Apologies for the quick hit and run - it's almost midnight - but maybe this will make someone's Sunday a little more hopeful. The Board of the California Public Employees’ Retirement System (CalPERS), which is the second largest employer purchaser of health insurance (after the Federal government), voted on June 19 to include transgender transition-related care in all of their health plans as of January 1, 2014 (all emphasis added):
CalPERS provides retirement and health benefits to more than 1.6 million public employees, retirees and their families, including employees of the state of California and over 3,000 other California employers, including municipalities and non-profits. CalPERS health plans cover more than 1.3 million individuals. The board’s historic vote means that the 2014 HMO and PPO plans managed by CalPERS will include coverage of “Sex Reassignment Surgery and Related Services for Gender Identity Disorder.” CalPERS is the nation’s largest public health benefits fund, making California the largest employer to offer explicitly transgender-inclusive coverage.
This follows the
earlier decision to require private insurers to provide transgender-related benefits, meaning that the expanded coverage applies to almost everyone in the state, both public and private, and with few or no age restrictions (private workplaces that self-insure are exempt but many offer coverage anyway).
Equally important to residents of other states is this:
The vote of the CalPERS board reflects trends in the private sector, where transgender-inclusive health plans are increasingly common, with strong encouragement from HRC’s Corporate Equality Index (CEI).
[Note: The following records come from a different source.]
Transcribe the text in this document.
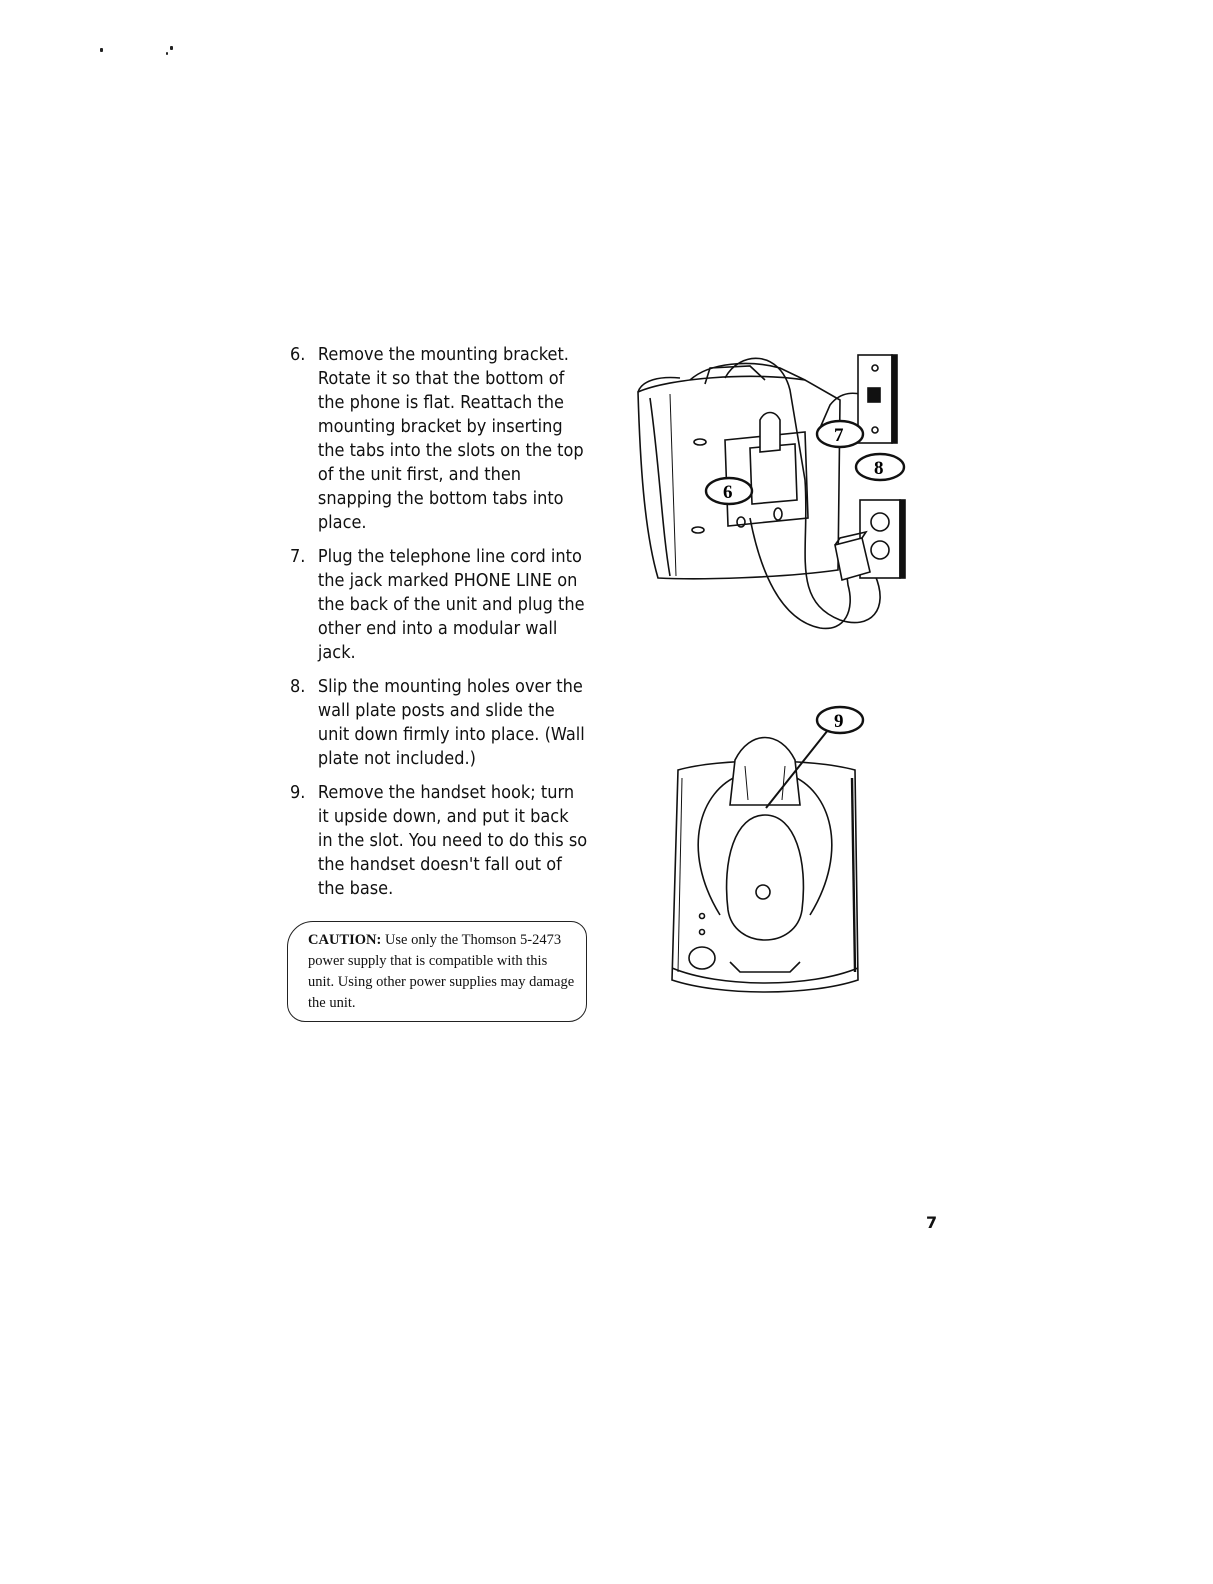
6. Remove the mounting bracket. Rotate it so that the bottom of the phone is flat. Reattach the mounting bracket by inserting the tabs into the slots on the top of the unit first, and then snapping the bottom tabs into place.
7. Plug the telephone line cord into the jack marked PHONE LINE on the back of the unit and plug the other end into a modular wall jack.
8. Slip the mounting holes over the wall plate posts and slide the unit down firmly into place. (Wall plate not included.)
9. Remove the handset hook; turn it upside down, and put it back in the slot. You need to do this so the handset doesn't fall out of the base.
CAUTION: Use only the Thomson 5-2473 power supply that is compatible with this unit. Using other power supplies may damage the unit.
6
7
8
9
7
The CEI, which evaluates Fortune 1000 and other large employers vis-a-vis LGBT workplace policies, has called for transgender inclusion in employer health plans since 2009. Employers have heeded the CEI’s call: in the 2013 CEI survey, 287 major employers reported coverage of basic medical services related to sex reassignment, including surgical services. Numerous other public and private employers, including many universities and colleges, have also removed exclusions in their employee health plans and provided trans-inclusive coverage.
Score 1 for the pro-equality side in the "culture wars"!